Two companies plan on ramping up production of a drug usually used to treat malaria or arthritis after President Donald Trump praised it and another anti-malarial drug on Thursday.
After the Trump administration drew attention to the anti-malarial drugs, pharmaceutical company Mylan said it restarted production of hydroxychloroquine sulfate tablets at its manufacturing facility in West Virginia.
Chinese researchers have said chloroquine showed effectiveness inhibiting the new illness in vitro, while French researchers found success using hydroxychloroquine to treat humans with COVID-19.
Mylan expects to be in a position to start supplying tablets by mid-April and produce some 50 million tablets.
Teva Pharmaceutical Industries is looking into ways to produce additional hydroxychloroquine sulfate tablets after announcing a donation of 6 million tablets to hospitals across the United States that will be shipped by the end of the month.
“Immediately upon learning of the potential benefit of hydroxychloroquine, Teva began to assess supply and to urgently acquire additional ingredients to make more product while arranging for all of what we had to be distributed immediately.”
Teva expects to ship another 10 million tablets or more by the end of April.
Shortages of chloroquine phosphate tablets exist though the reason is unclear, according to the American Society of Health-System Pharmacists. Hydroxychloroquine sulfate tablets are also in short supply, the group said.

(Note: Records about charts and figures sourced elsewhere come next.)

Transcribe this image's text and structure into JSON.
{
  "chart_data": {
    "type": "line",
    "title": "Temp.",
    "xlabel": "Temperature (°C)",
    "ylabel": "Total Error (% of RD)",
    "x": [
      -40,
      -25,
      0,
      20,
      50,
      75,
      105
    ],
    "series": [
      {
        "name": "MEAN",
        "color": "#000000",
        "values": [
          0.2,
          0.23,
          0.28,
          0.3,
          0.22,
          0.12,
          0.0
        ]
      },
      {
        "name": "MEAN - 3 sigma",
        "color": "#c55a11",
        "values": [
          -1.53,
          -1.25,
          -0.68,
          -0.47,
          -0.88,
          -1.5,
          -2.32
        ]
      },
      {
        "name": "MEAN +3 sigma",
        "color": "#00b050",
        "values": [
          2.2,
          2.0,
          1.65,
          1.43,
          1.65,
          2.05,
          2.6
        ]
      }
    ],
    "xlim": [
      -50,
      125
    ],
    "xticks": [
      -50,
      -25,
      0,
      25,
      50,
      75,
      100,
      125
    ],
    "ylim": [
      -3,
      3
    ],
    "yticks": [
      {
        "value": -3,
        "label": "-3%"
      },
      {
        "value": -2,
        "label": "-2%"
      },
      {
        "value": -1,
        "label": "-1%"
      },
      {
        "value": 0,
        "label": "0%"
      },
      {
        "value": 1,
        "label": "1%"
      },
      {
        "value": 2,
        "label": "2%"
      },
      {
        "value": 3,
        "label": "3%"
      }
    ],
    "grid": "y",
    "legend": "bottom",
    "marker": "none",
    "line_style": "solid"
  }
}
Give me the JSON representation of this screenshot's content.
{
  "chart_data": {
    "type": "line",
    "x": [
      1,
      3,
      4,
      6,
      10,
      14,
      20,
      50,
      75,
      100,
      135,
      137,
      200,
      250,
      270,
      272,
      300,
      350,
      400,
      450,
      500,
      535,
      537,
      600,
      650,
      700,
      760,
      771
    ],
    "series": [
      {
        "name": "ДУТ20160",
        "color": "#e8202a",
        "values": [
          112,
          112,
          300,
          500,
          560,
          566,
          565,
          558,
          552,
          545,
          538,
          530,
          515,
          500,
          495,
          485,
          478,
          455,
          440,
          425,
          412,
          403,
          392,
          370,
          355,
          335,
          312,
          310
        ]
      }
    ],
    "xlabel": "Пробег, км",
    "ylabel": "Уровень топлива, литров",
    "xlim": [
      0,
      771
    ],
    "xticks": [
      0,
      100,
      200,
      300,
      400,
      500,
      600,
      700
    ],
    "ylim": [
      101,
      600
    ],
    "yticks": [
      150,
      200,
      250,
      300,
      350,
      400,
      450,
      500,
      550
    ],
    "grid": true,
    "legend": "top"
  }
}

Rising Pharmaceuticals, the manufacturer of chloroquine, told the Financial Times that it is ramping up production in India after receiving five times as many orders as usual in the past seven days.
The company increased the price of the drug in January but is now selling at the price it was before, an executive told the paper.
Bayer, meanwhile, said it was donating three million chloroquine phosphate tablets in partnership with the United States government.
“Currently not approved for use in the United States, Bayer is working with appropriate agencies on an Emergency Use Authorization for the drug’s use in the U.S.”